The trees at Ancestry are not much better. Several link pension records to this Richard and Frances Gaines that actually belong to the Richard Gaines who lived his entire life in Albemarle County, Virginia. Now if you’re looking for a claim to fame, THAT Richard had it: he was employed by Thomas Jefferson at Monticello.

Sources:
Compiled Service Record of Gaines, Richard (Sgt, Third and Seventh Regiment, VA) digital images, Ancestry.com’s Fold3 (http://www.fold3.com: downloaded 25 September 2016); imaged from Compiled Service Records of Soldiers Who Served in the American Army During the Revolutionary War, National Archives microfilm publication M881 [roll number 0971].

Record of Gaines, Richard (Pvt., John Jamison’s Co., 1st Continental Regt, VA) pension application 3866; digital images, Ancestry.com’s Fold3 (http://www.fold3.com: downloaded 25 September 2016); imaged from Revolutionary War Pension and Bounty-Land Warrant Application Files, National Archives microfilm publication M804 [roll number 1041].

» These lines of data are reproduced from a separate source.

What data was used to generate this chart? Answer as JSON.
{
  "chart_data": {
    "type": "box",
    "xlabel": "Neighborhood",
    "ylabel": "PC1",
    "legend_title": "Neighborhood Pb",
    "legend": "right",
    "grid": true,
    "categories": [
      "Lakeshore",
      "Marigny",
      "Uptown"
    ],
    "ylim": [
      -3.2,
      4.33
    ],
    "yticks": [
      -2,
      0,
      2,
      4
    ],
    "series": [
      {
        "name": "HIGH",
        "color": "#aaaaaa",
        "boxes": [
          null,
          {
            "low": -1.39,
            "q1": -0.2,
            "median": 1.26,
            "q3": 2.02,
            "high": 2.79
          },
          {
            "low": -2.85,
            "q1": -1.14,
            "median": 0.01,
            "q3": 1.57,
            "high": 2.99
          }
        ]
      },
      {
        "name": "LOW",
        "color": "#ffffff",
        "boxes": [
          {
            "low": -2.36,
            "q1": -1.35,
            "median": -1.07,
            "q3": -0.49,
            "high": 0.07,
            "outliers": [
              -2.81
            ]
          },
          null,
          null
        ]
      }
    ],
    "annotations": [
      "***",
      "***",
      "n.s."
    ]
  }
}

Record of Gaines, Richard (Pvt., Landon Jones’ Co, Albemarle Co., VA Militia) pension application 8546; digital images, Ancestry.com’s Fold3 (http://www.fold3.com: downloaded 25 September 2016); imaged from Revolutionary War Pension and Bounty-Land Warrant Application Files, National Archives microfilm publication M804 [roll number 1041].

Wendy
© 2016, Wendy Mathias.  All rights reserved.

9 comments:

  1. Very interesting and thoroughly researched. The research must have been interesting,too.

    ReplyDelete
  2. Lots of research has led you to this conclusion. Good job!

    ReplyDelete
    Replies
    1. With Fold3, I found quite a lot pretty quickly. If there are other sources that confirm the family's view, they were not available.

      Delete
  3. Sometimes family stories can be verified with research but not always.

    ReplyDelete
    Replies
    1. Yeah, I have not been able to prove my family once owned Natural Bridge (Rockbridge Co, VA). Hrmph, that's one story I can't believe, not in the way it has been told anyway.

      Delete
  4. Wendy, this is so awesome. I love that you know so much about each of the men with the same names that you can separate them all. Great work!

    I know I'm getting old, but I had so much trouble reading the 1911 graphic you included. Would you considering transcribing it, posting it, and then linking it from this blog post. If not, no worries. Just a suggestion.

    ReplyDelete
    Replies
    1. Glad to oblige! I don't know why I didn't do it to begin with. Lazy?? I figured there wasn't anything new that I didn't summarize, but still people are more interested than I sometimes give them credit for. Thanks for jarring me out of my complacency.

      Delete
  5. I suppose many stories are just passed down without anyone giving a second thought to verifying it. You sure blew their stories out of the water!